Let's show it in action!

In [22]:
# Create an columntransformer object
ct = ColumnTransformer(transformers=[
    ('ohe', OneHotEncoder(drop='first'), obj_cols),
    ('scaler', MinMaxScaler(), num_cols)
])

In [23]:
# Fit and transform
ct.fit(X_train)
X_train_ct = ct.transform(X_train)
X_test_ct = ct.transform(X_test)

In [24]:
# Showcase the result - initial output is a numpy array
X_train_ct

array([[1.        , 0.        , 1.        , ..., 0.13043478, 0.20702179,
        0.        ],
       [0.        , 0.        , 0.        , ..., 0.2173913 , 0.28383105,
        0.4       ],
       [1.        , 0.        , 0.        , ..., 0.7173913 , 0.63868711,
        0.2       ],
       ...,
       [1.        , 0.        , 0.        , ..., 0.86956522, 0.24791499,
        0.        ],
       [0.        , 1.        , 0.        , ..., 0.41304348, 0.85122411,
        0.4       ],
       [1.        , 0.        , 0.        , ..., 0.80434783, 0.37503363,
        0.        ]])

If we ever want to turn that resulting numpy array into a dataframe, we'll want to get out the column names after transformation - especially for preprocessing steps like `OneHotEncoder` which changes the number of columns.
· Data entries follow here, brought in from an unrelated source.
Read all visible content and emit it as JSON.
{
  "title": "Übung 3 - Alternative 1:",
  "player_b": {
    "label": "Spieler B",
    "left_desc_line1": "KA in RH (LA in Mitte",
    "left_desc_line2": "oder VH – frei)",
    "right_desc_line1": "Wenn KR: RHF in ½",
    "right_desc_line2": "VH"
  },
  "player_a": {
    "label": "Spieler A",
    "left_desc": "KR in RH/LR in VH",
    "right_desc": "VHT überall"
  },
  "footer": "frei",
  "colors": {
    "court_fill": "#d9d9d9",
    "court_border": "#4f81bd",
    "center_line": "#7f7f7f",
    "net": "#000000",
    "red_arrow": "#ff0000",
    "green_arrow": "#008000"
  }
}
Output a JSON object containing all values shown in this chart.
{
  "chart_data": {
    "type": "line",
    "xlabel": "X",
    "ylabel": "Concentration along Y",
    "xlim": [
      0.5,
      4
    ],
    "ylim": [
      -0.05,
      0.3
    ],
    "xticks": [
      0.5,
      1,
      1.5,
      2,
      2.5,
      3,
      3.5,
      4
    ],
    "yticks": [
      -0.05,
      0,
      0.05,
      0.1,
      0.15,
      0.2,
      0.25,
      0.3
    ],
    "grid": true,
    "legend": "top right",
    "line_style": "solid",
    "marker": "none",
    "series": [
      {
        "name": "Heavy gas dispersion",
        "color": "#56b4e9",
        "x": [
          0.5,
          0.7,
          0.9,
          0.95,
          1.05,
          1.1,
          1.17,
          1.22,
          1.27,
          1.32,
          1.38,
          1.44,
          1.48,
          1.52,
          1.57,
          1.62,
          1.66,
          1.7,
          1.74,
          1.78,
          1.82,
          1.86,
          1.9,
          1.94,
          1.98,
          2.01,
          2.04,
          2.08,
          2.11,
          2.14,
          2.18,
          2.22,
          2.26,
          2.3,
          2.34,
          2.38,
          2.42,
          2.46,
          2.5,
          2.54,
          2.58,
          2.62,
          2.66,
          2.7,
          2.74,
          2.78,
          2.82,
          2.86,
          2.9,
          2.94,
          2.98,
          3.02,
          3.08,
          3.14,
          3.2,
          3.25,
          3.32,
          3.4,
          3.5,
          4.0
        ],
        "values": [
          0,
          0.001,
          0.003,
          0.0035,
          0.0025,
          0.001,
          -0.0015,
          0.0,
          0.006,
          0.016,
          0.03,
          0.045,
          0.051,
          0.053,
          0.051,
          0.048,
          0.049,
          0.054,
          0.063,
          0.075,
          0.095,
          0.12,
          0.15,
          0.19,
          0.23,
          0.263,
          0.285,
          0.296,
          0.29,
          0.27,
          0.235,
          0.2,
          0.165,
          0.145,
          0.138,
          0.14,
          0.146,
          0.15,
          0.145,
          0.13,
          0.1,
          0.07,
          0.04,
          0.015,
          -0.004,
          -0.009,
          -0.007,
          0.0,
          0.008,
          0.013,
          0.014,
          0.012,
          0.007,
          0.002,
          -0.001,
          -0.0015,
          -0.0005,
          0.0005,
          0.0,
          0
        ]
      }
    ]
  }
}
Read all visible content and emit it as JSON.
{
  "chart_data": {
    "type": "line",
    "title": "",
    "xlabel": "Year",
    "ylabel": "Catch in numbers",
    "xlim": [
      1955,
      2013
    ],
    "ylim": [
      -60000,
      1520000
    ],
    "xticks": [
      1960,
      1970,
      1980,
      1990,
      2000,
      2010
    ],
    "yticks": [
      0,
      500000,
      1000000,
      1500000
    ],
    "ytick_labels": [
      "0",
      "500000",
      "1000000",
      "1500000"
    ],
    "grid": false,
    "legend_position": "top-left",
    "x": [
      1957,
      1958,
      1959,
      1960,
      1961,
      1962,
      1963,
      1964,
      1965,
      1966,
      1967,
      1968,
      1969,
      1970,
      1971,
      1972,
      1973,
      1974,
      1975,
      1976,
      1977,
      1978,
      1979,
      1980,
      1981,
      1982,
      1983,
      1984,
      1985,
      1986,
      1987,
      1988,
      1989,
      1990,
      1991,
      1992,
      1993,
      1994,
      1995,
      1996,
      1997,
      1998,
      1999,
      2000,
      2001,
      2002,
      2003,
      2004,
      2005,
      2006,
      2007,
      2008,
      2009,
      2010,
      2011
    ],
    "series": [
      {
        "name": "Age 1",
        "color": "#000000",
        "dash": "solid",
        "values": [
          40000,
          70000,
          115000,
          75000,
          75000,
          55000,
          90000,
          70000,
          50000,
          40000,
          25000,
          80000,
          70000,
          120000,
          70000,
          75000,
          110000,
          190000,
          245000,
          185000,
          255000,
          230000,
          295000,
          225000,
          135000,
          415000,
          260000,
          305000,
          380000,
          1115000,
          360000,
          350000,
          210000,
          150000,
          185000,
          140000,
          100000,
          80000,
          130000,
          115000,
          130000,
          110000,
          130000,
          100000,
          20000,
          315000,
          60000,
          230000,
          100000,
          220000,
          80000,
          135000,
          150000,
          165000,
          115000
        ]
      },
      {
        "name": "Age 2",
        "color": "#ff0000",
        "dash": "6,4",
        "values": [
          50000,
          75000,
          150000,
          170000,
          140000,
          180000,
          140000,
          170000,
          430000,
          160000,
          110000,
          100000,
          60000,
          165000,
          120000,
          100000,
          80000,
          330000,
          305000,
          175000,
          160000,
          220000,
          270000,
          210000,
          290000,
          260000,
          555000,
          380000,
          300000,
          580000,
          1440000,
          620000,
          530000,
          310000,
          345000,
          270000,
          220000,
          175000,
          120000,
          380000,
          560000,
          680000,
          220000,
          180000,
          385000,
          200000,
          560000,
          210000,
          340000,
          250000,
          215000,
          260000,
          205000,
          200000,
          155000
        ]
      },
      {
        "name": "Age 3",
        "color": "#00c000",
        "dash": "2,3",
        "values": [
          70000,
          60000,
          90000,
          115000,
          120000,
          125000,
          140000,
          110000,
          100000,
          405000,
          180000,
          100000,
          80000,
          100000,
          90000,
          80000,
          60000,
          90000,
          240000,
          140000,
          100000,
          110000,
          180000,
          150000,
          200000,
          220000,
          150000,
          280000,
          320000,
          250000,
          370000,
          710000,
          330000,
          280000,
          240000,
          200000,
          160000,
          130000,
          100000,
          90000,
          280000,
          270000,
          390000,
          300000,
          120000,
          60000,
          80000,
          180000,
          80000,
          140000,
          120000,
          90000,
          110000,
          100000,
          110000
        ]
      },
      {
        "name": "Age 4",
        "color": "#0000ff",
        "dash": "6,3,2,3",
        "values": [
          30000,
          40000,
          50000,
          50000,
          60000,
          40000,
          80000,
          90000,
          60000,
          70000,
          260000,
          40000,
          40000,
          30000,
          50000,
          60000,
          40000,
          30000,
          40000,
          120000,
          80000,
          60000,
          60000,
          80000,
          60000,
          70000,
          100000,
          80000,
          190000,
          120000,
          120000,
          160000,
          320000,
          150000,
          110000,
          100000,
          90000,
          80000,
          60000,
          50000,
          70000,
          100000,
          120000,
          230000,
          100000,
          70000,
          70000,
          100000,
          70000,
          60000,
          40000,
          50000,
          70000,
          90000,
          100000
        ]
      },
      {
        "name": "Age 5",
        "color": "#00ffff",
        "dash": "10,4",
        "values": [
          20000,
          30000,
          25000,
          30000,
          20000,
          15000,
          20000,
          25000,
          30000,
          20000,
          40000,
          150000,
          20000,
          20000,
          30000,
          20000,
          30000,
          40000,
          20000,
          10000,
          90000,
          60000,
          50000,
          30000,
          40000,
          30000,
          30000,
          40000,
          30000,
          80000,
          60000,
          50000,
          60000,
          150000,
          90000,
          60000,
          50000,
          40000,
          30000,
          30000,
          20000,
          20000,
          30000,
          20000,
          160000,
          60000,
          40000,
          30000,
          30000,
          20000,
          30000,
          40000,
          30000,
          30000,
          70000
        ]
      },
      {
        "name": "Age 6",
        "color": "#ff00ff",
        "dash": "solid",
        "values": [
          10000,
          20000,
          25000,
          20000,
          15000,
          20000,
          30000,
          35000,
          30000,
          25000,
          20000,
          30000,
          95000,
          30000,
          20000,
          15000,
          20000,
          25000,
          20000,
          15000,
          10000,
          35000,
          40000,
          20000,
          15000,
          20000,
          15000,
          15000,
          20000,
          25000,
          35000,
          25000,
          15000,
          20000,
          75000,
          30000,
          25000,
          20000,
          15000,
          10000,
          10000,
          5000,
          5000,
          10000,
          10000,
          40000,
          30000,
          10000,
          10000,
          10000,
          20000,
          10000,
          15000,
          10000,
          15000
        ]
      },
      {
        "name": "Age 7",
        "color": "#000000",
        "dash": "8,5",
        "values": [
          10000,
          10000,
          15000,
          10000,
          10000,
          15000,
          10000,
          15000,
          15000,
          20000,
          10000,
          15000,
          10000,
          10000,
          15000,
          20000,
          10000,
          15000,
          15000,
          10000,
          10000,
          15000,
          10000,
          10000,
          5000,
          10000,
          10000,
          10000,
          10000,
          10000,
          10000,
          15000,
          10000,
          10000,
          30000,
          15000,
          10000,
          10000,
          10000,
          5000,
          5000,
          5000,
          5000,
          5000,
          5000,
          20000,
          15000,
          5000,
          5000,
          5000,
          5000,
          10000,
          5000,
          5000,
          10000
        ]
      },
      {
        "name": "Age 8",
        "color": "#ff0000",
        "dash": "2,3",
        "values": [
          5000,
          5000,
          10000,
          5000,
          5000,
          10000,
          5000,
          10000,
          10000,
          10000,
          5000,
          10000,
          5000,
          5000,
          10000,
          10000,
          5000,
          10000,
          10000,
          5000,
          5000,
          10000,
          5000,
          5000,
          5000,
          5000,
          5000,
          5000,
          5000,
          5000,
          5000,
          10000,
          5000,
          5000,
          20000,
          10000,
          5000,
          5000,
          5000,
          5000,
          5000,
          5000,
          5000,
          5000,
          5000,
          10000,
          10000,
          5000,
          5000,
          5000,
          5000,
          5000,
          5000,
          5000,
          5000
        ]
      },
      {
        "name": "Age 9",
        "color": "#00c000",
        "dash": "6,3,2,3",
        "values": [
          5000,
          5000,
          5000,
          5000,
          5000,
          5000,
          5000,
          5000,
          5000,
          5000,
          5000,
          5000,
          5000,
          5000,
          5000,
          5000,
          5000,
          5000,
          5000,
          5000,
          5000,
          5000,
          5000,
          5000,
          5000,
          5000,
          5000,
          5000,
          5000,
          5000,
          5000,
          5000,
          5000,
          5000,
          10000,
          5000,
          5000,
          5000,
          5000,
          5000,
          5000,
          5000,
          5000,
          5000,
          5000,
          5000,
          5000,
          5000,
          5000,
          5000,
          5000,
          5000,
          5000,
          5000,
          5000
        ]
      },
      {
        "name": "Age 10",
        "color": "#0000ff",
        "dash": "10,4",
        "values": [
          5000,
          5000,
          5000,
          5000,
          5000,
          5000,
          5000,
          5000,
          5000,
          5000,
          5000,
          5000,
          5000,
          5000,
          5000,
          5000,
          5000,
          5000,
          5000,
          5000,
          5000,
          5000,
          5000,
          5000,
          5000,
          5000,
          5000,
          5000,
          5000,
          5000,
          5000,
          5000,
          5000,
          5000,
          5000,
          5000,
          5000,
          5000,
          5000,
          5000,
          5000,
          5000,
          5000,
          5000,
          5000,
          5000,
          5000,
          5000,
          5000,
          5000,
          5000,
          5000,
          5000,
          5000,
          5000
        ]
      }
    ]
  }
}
We can do that using that handy nickname we set when creating the `ColumnTransformer`! After the `ColumnTransformer` has been fit, we can access the `named_transformers_` attribute to access each step individiually, and treat it just like we would a normal preprocessor object on its own.

In [25]:
# Accessing the resulting column names from 'ohe'
ohe_col_names = ct.named_transformers_['ohe'].get_feature_names(input_features = obj_cols)
ohe_col_names

array(['sex_male', 'smoker_yes', 'region_northwest', 'region_southeast',
       'region_southwest'], dtype=object)

In [26]:
# Now let's turn our X_train_ct into a dataframe to see
# Note that steps are done in the order they're passed
pd.DataFrame(X_train_ct,
             columns = [*ohe_col_names, *num_cols], # Using * to unpack lists
             index = X_train.index).head()

Unnamed: 0,sex_male,smoker_yes,region_northwest,region_southeast,region_southwest,age,bmi,children
693,1.0,0.0,1.0,0.0,0.0,0.130435,0.207022,0.0
1297,0.0,0.0,0.0,1.0,0.0,0.217391,0.283831,0.4
634,1.0,0.0,0.0,0.0,1.0,0.717391,0.638687,0.2
1022,1.0,1.0,0.0,1.0,0.0,0.630435,0.541297,0.2
178,0.0,0.0,0.0,0.0,1.0,0.608696,0.34813,0.4


What do you think? Easier or more work to use `ColumnTransformer`? Up to you - so long as you always avoid data leakage in your preprocessing steps!